Quando finalmente conseguiu tacar o bastão na cabeça do Peter Pan, Cinderbella concordou que a fada a arrumasse para o baile.

‘Vai usar sua varinha de condão? Seu pó de pirlimpimpim?’ Cinderbella perguntou.

‘Melhor. Vou usar meus contatos com etilistas famosos e um cartão de crédito ilimitado. ’ A fada disse, enquanto discava em seu celular dourado. ‘Alô, Donatella? Oi meu bem, aqui é a fada Aliceninho… Preciso de um vestido pra agora. As referências? Alta, magra, branca e desengonçada. Preciso de um salto fino, urgente…’

‘Prefiro um All Star…’ a Cinderbella resmungou.

‘Então separa um All Star de Cristal, por gentileza. Estou indo buscar agora. Beijos. – ela disse, desligando o telefone. – Você pode ficar bem, por cinco minutos.’

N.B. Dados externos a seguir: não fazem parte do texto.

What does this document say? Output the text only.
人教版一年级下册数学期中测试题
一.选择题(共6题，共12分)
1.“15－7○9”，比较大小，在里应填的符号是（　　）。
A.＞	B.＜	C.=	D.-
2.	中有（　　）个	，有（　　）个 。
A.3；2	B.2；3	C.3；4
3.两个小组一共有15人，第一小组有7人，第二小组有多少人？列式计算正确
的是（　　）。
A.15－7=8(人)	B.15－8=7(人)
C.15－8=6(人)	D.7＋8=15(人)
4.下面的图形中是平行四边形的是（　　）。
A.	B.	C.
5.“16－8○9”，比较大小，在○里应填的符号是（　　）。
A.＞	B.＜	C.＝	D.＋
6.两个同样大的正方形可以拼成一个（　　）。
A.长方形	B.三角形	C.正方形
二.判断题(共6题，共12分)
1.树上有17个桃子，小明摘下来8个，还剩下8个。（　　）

‘Sem problemas, vou conversar com meus amigos ratinhos…’

‘Leve-me com você, pelo amor de Deus’. O rato Jasper implorou a fada, mas esta já havia ido. Ao se deparar na presença de uma humana, Jasper entrou em pânico e correu para sua toca, permanecendo até o fim da noite.

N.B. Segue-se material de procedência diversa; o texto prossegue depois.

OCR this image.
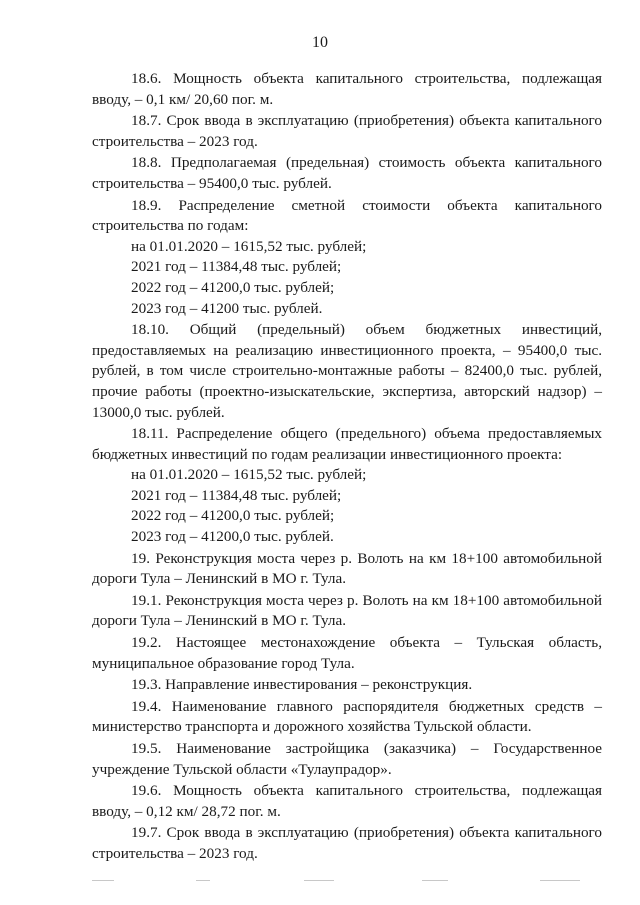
10

18.6. Мощность объекта капитального строительства, подлежащая вводу, – 0,1 км/ 20,60 пог. м.

18.7. Срок ввода в эксплуатацию (приобретения) объекта капитального строительства – 2023 год.

18.8. Предполагаемая (предельная) стоимость объекта капитального строительства – 95400,0 тыс. рублей.

18.9. Распределение сметной стоимости объекта капитального строительства по годам:

на 01.01.2020 – 1615,52 тыс. рублей;

2021 год – 11384,48 тыс. рублей;

2022 год – 41200,0 тыс. рублей;

2023 год – 41200 тыс. рублей.

18.10. Общий (предельный) объем бюджетных инвестиций, предоставляемых на реализацию инвестиционного проекта, – 95400,0 тыс. рублей, в том числе строительно-монтажные работы – 82400,0 тыс. рублей, прочие работы (проектно-изыскательские, экспертиза, авторский надзор) – 13000,0 тыс. рублей.

18.11. Распределение общего (предельного) объема предоставляемых бюджетных инвестиций по годам реализации инвестиционного проекта:

на 01.01.2020 – 1615,52 тыс. рублей;

2021 год – 11384,48 тыс. рублей;

2022 год – 41200,0 тыс. рублей;

2023 год – 41200,0 тыс. рублей.

19. Реконструкция моста через р. Волоть на км 18+100 автомобильной дороги Тула – Ленинский в МО г. Тула.

19.1. Реконструкция моста через р. Волоть на км 18+100 автомобильной дороги Тула – Ленинский в МО г. Тула.

19.2. Настоящее местонахождение объекта – Тульская область, муниципальное образование город Тула.

19.3. Направление инвестирования – реконструкция.

19.4. Наименование главного распорядителя бюджетных средств – министерство транспорта и дорожного хозяйства Тульской области.

19.5. Наименование застройщика (заказчика) – Государственное учреждение Тульской области «Тулаупрадор».

19.6. Мощность объекта капитального строительства, подлежащая вводу, – 0,12 км/ 28,72 пог. м.

19.7. Срок ввода в эксплуатацию (приобретения) объекта капитального строительства – 2023 год.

Passados cinco minutos, a fada Aliceninho chegou, trazendo um vestido vermelho rendado com preto e um All Star de cristal cano longo.

‘Hum… Está bem. ’ Aliceninho disse. ‘Mas tem que voltar para casa a meia noite’.

‘Meia noite por quê?’ Cinderbella quis saber.

‘Tome vergonha, o que uma moça de família quer no castelo dos outros mais de meia noite? Você volte pra cá esse horário e pronto.E não beba. Você já é desorientada sem álcool, imagine bebendo’. A rata Rosalie resmungou.

‘Meia noite, então’. Cinderbella concordou. ‘Então… Quer uma abóbora ou algo assim para transformar em carruagem, ou precisa dos ratinhos para transformar em cavalos?’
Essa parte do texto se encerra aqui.